Afirman trabajadoras del DIF Municipal que si no son panistas no tienen derecho a trabajar dentro del gobierno de Tlapacoyan, aunque desempeñen un buen trabajo en su área, es por ese motivo que corrieron a las quejosas de esta nota.
Destacaron las educadoras que después de ser despedidas del centro preescolar CAIC DIF “Los Corazoncitos” sus superiores las citaron para que siguieran trabajando pero en el departamento de limpieza, vendiendo boletos, antojitos y descargando bicicletas, actividades que nada tenían que ver con su profesión y responsabilidad.

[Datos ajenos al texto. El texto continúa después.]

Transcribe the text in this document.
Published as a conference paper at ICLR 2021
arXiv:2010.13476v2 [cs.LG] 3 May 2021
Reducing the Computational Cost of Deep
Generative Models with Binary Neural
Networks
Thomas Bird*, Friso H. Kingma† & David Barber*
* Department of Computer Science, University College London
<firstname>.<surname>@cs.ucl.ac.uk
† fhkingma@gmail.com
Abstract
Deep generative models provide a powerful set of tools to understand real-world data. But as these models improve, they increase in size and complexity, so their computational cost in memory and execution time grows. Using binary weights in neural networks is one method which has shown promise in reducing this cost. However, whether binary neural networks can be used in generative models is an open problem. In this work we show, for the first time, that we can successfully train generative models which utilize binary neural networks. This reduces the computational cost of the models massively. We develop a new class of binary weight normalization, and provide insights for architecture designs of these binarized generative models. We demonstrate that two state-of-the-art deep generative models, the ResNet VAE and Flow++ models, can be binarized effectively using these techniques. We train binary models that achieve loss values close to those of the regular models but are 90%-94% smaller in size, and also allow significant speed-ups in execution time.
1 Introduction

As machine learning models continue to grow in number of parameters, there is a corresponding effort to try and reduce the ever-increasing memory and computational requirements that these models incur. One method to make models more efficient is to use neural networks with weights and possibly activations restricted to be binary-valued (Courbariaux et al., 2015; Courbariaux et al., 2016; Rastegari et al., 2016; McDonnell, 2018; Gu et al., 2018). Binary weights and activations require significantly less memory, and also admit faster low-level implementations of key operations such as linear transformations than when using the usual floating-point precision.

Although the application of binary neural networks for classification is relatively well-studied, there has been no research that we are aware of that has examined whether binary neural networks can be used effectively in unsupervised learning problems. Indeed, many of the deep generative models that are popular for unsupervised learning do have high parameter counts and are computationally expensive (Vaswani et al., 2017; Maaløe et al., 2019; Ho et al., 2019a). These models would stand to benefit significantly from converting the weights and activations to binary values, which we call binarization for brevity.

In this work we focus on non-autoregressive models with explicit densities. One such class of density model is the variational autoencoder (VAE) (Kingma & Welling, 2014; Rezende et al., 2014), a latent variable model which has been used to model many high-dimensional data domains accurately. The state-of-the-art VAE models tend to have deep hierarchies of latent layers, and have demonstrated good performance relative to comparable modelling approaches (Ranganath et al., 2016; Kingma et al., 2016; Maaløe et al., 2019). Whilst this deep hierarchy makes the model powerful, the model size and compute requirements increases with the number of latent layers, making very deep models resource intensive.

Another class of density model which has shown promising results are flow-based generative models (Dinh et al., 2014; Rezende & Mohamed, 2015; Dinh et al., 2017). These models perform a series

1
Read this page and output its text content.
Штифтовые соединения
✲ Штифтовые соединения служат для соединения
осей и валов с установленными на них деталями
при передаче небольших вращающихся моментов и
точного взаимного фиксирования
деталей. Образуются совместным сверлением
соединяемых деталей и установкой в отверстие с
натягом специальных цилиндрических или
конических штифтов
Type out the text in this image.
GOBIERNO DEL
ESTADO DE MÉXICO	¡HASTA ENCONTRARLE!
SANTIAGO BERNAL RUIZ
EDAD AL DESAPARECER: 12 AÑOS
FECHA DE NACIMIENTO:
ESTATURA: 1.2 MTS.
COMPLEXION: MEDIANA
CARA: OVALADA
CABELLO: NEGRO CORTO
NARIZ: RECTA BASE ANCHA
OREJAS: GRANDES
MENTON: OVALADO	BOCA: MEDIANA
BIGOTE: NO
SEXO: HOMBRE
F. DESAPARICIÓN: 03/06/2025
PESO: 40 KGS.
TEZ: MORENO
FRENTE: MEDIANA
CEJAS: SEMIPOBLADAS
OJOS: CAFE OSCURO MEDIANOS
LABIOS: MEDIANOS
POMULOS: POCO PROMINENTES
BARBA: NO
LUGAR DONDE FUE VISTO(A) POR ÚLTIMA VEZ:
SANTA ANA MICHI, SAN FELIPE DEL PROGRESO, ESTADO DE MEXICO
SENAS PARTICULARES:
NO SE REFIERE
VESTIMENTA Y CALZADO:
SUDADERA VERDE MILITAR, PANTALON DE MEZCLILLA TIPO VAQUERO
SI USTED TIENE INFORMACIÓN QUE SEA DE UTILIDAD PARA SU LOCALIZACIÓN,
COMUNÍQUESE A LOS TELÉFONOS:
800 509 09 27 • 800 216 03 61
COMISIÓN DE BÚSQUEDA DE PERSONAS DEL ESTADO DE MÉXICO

Enrique López de León, presidente municipal de Tlapacoyan, en una entrevista déspota y grosera con las afectadas el día 26 de julio del presente año, les dijo que su despido se debe a que fueron con el gobernador Fidel Herrera Beltrán y que también apoya las decisiones de su esposa Tatiana Araujo de López.
“Es necesario que alguien tome cartas en este asunto y se les devuelva el empleo a nuestras compañeras, ya que no es justo que se las trate así el alcalde y su esposa, los cuales nos hacen trabajar como negros y no nos pagan más, inclusive queremos informar que vivimos presionadas en nuestro trabajo porque si decimos algo nos corren y si salimos en la foto o en las notas de los periódicos con caras felices es porque ahí nos obligan a ponernos.” Expresó otra educadora que no quiso dar sus generales por temor a represalias.